James White is the director of Alpha and Omega ministries focused on apologetics.  I’ve learned a lot about my own theological position as well as others because of his ministry and service.  To be honest, I don’t agree with a few things he believes.  For instance, I’m a Molinist (he’s not the biggest fan), evidentialist, and an old-earth creationist.  Despite our disagreements he has my utmost respect and esteem.  He is passionate about God, the gospel, the Church, and the unsaved. I’m a faithful listener of his podcast, The Dividing Line, and there have been moments when I shake my head at some points he makes and there are other times when I’m cheering him on.

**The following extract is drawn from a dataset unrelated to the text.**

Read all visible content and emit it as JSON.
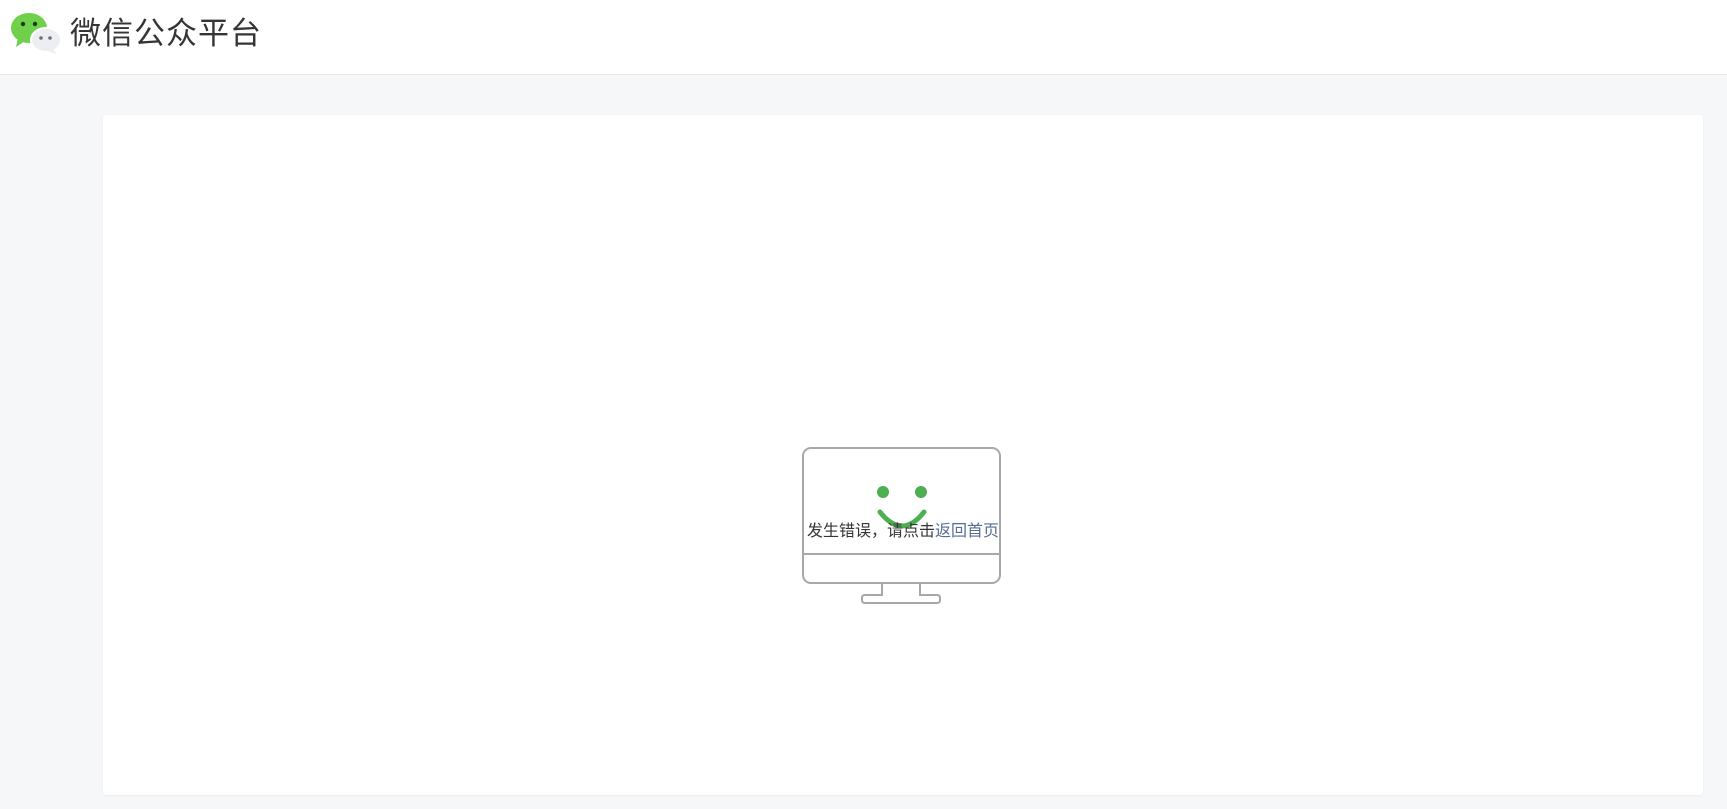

I respect White for his defense of the faith from cults, atheists, Islam, Roman Catholicism, unitarians, and others.  Where White earns my greatest respect is his integrity and honesty in scholarship and ministry.  You won’t find him quote mining or warping his citations.  He does the work, he does the research, and he presents it well.  Now, on another note, I’m a philosophy graduate student at Liberty University.  For those who are familiar with White you’ll know where I’m going with this.  White demanded accountability from Caner, the university, and the church for so many discrepancies [and contradictions] Caner asserted about himself.  All parties remained silent while all White did was demand honesty and integrity.  Thank you, Dr. White.

For those of you who aren’t familiar with White please check out his YouTube channel, his podcasts, and his website.  You don’t have to agree with him all the time but you will learn a lot.